I recently posted my personal high level thoughts about top digital trends in 2023. In this article I would like to expand on the first trend: Democratisation of digital tools, including AI and low-code.
This trend is driven by the need to empower people of all skill levels to take advantage of digital technologies and leverage their benefits to improve their lives and businesses. As these technologies become more available, there are increasingly more opportunities to integrate them for high value usecases, not the use the platform by itself. My favourite analogy of this trend is the invention of cooling compressor, which led to expansion of refrigirators, which in turn change the whole industry. Same with the AI tools (like ChatGPT), they are great engine, the compressor, that have potential to expand to expansion of ChatGPT powered “refrigirators” and change industries.
One of the key aspects of the democratization of digital tools is the increasing availability of AI tools, like ChatGPT and DALL-E. These tools are becoming more accessible to non-technical users, enabling them to create sophisticated chatbots, conversational interfaces and tapping into universal knowledgebase, without requiring deep technical knowledge. This democratization of digital tools will drive innovation and enable new use cases across a wide range of industries: customer service, technology, education, creative industries, healthcare, marketing, etc.

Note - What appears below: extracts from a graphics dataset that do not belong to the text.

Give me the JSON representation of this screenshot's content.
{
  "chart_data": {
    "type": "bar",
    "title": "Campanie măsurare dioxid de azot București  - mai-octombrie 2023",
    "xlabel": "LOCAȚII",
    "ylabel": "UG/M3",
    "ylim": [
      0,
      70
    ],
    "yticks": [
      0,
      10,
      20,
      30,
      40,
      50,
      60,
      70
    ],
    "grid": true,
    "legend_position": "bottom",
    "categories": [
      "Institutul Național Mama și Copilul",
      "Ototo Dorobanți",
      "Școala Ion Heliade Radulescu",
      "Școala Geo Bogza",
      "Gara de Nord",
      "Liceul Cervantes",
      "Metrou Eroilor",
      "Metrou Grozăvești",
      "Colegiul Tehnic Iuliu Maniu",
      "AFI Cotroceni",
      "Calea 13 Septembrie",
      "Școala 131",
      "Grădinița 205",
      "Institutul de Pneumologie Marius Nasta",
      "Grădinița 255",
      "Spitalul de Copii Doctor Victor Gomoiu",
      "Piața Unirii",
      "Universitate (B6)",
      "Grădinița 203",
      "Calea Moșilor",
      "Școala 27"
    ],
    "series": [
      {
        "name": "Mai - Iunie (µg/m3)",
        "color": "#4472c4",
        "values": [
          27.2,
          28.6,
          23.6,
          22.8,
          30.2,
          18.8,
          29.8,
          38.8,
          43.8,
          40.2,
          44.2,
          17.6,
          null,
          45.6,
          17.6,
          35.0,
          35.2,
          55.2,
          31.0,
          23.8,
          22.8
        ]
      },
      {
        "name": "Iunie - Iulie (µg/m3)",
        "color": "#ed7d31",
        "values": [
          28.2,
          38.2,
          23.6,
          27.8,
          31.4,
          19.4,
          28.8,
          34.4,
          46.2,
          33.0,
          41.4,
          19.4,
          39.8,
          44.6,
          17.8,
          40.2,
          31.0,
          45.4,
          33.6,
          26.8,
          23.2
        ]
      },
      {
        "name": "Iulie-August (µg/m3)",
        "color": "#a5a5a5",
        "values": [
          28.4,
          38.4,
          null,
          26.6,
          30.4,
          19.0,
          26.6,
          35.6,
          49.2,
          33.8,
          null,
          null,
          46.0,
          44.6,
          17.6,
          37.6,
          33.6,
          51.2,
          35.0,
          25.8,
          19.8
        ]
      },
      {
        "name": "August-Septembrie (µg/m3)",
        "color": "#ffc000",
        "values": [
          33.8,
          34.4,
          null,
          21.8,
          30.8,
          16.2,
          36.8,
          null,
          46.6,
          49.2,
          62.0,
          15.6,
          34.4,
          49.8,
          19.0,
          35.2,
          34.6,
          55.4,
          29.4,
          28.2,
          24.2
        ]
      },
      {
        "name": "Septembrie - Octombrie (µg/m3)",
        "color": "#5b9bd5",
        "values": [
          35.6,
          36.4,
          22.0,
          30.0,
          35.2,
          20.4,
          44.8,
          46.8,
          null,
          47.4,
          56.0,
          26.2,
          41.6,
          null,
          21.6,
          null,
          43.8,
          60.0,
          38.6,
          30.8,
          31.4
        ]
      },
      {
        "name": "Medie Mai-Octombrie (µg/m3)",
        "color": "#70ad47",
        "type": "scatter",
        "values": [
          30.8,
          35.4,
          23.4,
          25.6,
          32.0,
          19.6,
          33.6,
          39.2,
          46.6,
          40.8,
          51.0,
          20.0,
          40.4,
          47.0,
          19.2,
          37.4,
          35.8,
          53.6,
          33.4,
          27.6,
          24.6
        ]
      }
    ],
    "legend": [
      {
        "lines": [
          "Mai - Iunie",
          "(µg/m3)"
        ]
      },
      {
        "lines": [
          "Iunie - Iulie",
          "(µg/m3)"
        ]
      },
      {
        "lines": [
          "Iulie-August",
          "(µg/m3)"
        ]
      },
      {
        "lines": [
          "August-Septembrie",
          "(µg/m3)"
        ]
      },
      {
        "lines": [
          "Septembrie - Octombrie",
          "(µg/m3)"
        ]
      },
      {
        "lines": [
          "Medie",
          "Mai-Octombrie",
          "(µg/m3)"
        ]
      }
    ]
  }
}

I actually used ChatGPT to speed up writing of this article. It was not fully automated process: I had to provide dot-dash list of my ideas and I had to rewrite some of the paragraphs. But it did give me a reasonably good text that I could start with.
These AI technologies, like ChatGPT, Github co-pilot, will also help engineers to be even more productive. With the increasing complexity of software development, engineers are under pressure to deliver high-quality code in less time. AI tools can help by helping engineers to write more predictable tasks such as testing, documentation, simple funcitons and classes, freeing up engineers to focus on more creative and high-value tasks. Over the last year, I’ve been testing Github co-pilot and recently ChatGPT, and while these techologies speed up my development efforts, there is still a lot of manual inputs and edits required from the engineer.

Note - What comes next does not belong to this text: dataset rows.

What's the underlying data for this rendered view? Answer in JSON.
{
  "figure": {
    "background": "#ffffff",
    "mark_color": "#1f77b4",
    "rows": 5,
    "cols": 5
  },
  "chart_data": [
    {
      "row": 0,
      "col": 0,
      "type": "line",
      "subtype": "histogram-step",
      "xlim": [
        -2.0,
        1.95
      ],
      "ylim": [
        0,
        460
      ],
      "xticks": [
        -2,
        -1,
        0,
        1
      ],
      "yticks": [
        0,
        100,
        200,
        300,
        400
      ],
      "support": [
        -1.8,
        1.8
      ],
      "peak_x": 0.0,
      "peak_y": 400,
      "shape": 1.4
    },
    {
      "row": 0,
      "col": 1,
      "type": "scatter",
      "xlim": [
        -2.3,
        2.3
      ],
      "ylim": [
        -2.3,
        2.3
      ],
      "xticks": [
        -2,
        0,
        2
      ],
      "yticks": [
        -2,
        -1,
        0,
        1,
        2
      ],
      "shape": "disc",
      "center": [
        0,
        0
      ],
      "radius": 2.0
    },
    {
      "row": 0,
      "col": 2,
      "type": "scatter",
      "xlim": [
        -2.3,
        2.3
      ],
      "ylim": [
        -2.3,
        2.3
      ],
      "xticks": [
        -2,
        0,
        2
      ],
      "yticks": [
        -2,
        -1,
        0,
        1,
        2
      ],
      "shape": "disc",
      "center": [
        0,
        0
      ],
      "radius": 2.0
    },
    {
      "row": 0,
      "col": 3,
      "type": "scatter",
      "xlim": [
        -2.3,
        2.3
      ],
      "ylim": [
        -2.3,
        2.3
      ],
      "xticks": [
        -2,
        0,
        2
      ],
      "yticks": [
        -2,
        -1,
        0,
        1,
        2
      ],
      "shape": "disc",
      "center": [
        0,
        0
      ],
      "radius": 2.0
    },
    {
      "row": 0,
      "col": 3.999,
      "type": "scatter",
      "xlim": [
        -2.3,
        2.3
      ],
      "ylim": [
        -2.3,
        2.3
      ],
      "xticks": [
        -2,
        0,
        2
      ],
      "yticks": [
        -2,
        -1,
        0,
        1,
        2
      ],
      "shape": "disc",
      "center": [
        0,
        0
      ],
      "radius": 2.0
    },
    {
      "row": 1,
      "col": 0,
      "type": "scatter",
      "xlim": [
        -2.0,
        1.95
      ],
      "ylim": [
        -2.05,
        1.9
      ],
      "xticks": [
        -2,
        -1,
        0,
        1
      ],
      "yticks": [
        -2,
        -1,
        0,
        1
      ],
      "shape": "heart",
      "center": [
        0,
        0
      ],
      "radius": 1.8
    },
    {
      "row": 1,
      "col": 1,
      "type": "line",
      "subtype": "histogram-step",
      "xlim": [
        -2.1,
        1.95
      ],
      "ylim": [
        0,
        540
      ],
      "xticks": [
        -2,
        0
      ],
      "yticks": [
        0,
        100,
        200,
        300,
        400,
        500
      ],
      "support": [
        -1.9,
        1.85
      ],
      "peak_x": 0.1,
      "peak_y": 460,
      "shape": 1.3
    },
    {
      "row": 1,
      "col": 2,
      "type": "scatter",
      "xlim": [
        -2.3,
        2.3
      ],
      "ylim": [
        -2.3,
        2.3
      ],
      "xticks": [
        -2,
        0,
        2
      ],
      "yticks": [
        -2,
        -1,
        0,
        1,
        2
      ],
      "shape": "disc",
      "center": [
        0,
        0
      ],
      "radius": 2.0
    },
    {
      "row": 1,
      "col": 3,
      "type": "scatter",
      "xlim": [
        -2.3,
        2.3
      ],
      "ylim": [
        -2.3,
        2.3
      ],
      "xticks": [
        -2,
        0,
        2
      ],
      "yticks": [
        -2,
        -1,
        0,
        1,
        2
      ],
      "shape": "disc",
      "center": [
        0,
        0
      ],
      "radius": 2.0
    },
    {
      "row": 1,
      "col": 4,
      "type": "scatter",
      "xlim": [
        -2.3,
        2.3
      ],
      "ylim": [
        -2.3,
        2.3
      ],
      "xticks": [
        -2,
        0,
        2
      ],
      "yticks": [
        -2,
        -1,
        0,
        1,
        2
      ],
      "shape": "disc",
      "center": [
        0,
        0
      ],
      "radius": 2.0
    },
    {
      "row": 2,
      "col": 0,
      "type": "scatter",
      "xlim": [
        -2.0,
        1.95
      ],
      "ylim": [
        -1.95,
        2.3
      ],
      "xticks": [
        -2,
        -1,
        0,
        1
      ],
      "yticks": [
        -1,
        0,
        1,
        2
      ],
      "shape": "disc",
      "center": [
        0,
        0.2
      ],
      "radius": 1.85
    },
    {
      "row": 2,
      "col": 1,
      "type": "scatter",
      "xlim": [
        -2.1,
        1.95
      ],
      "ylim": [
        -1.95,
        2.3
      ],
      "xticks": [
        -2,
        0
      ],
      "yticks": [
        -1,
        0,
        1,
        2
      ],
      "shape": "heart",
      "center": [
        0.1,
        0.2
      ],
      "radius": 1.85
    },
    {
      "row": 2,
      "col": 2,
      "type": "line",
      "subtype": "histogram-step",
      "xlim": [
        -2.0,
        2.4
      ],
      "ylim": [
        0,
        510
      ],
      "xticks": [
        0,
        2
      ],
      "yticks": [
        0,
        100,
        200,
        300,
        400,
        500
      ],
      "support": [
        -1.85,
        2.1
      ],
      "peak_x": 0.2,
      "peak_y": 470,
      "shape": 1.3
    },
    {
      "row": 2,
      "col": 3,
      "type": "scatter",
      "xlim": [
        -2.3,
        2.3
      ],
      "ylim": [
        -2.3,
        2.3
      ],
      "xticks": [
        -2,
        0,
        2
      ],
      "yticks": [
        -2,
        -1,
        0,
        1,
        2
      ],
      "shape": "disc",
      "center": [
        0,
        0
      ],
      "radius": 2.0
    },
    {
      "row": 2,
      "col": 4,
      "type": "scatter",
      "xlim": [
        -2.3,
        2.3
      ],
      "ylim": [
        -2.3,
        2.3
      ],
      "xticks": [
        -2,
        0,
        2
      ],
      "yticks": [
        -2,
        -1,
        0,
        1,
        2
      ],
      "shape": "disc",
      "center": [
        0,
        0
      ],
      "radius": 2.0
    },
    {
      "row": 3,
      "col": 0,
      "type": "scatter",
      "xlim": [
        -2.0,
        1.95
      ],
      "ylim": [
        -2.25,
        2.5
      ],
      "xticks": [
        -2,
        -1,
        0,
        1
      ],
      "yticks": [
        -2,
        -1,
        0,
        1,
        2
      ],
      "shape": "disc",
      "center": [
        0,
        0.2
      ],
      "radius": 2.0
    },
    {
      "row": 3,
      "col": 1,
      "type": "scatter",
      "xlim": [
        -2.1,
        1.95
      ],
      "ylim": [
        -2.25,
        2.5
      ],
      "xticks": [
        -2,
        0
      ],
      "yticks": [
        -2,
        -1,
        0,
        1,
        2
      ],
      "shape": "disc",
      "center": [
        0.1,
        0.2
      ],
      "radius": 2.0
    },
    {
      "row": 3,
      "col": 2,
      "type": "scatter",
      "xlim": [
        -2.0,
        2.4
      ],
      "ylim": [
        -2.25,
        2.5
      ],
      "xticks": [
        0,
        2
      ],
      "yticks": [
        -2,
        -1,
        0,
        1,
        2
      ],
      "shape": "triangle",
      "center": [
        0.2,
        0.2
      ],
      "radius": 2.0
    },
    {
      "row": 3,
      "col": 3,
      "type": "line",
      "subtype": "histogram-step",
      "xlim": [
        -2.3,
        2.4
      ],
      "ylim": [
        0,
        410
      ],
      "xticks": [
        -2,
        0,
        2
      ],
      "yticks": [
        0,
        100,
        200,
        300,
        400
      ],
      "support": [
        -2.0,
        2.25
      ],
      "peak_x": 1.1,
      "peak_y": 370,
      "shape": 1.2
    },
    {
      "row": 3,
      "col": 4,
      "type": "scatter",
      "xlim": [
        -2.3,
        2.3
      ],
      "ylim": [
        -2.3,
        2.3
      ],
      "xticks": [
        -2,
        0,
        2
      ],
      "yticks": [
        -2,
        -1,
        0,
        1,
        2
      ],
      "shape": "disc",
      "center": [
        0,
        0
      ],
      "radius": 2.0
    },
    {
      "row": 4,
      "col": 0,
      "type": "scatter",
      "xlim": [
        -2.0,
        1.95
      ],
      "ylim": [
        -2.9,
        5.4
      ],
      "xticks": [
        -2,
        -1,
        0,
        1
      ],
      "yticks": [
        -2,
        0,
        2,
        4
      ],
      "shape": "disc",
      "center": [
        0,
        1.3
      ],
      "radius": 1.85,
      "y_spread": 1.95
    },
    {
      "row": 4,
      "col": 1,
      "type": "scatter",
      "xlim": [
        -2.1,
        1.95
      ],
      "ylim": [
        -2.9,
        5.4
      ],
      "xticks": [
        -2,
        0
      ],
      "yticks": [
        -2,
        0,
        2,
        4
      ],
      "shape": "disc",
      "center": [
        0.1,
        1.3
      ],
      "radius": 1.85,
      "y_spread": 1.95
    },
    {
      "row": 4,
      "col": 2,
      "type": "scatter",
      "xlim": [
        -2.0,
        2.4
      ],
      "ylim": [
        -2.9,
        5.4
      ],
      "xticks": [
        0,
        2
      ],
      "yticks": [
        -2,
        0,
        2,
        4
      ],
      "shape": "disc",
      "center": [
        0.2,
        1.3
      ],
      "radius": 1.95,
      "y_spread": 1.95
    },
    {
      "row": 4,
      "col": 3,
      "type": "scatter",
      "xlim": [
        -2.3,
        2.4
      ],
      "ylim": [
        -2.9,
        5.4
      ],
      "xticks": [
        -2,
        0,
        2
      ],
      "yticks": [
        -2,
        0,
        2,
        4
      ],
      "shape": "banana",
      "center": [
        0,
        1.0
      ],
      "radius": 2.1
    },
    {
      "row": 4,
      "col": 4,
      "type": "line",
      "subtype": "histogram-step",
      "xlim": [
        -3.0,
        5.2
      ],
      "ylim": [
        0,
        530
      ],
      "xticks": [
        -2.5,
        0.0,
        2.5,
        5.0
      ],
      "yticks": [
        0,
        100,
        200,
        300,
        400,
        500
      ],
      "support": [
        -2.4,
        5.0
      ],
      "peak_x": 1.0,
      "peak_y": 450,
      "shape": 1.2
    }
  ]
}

Another area where AI is expected to have a significant impact is in the creative industries. AI technologies, like DALL-E and ChatGPT, will become a de-facto tool for creatives, allowing them to generate new ideas, designs, and content. This will help to automate repetitive tasks and free up creative professionals to focus on more complex and high-value work. One example that I recently played with is JIS.AI, application of AI for marketing that automates marketing communication, creates campaigns and marketing materials.
Search technologies that were previously available only to big tech companies will become more affordable for non-tech native large corporates. This will enable these organizations to leverage the power of advanced search technologies to improve productivity, gain insights, and enhance decision-making.

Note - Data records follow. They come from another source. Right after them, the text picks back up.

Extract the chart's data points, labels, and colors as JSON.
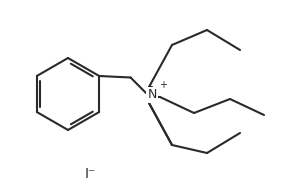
{
  "bg_color": "#ffffff",
  "line_color": "#2a2a2a",
  "line_width": 1.5,
  "font_size_N": 9,
  "font_size_I": 9,
  "label_color": "#2a2a2a",
  "figure_width": 2.85,
  "figure_height": 1.94,
  "dpi": 100,
  "N_label": "N",
  "N_charge": "+",
  "I_label": "I⁻"
}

Another aspect of tech democratisation trend is the increasing use of low-code and no-code platforms. These are visual development environments that enable non-technical users to create software applications without having to write code. Low-code platforms will make it easier for businesses to build custom applications tailored to their specific needs, enabling them to be more agile and responsive to changing market conditions. No-code platforms build indutitive website builder interfaces that leverage drag and drop building blocks. Low-code platforms automate a lot of common building blocks but they do require some knowledge of coding. The use cases for low-code/no-code include e-commerce, crm, marketplaces, simple scheduling, etc. In the future I am planning to write separately about this trend.
In conclusion, there will be a lot of integration opporutnities of democratised AI tools. Small, medium and big companies can leverage these platforms for rapid value creation. This does need to be driven by carefully created use cases and not for the sake of using another shiny AI tool.
This article reflects my personal views and opinions only, which may be different from the companies and employers that I am associated with.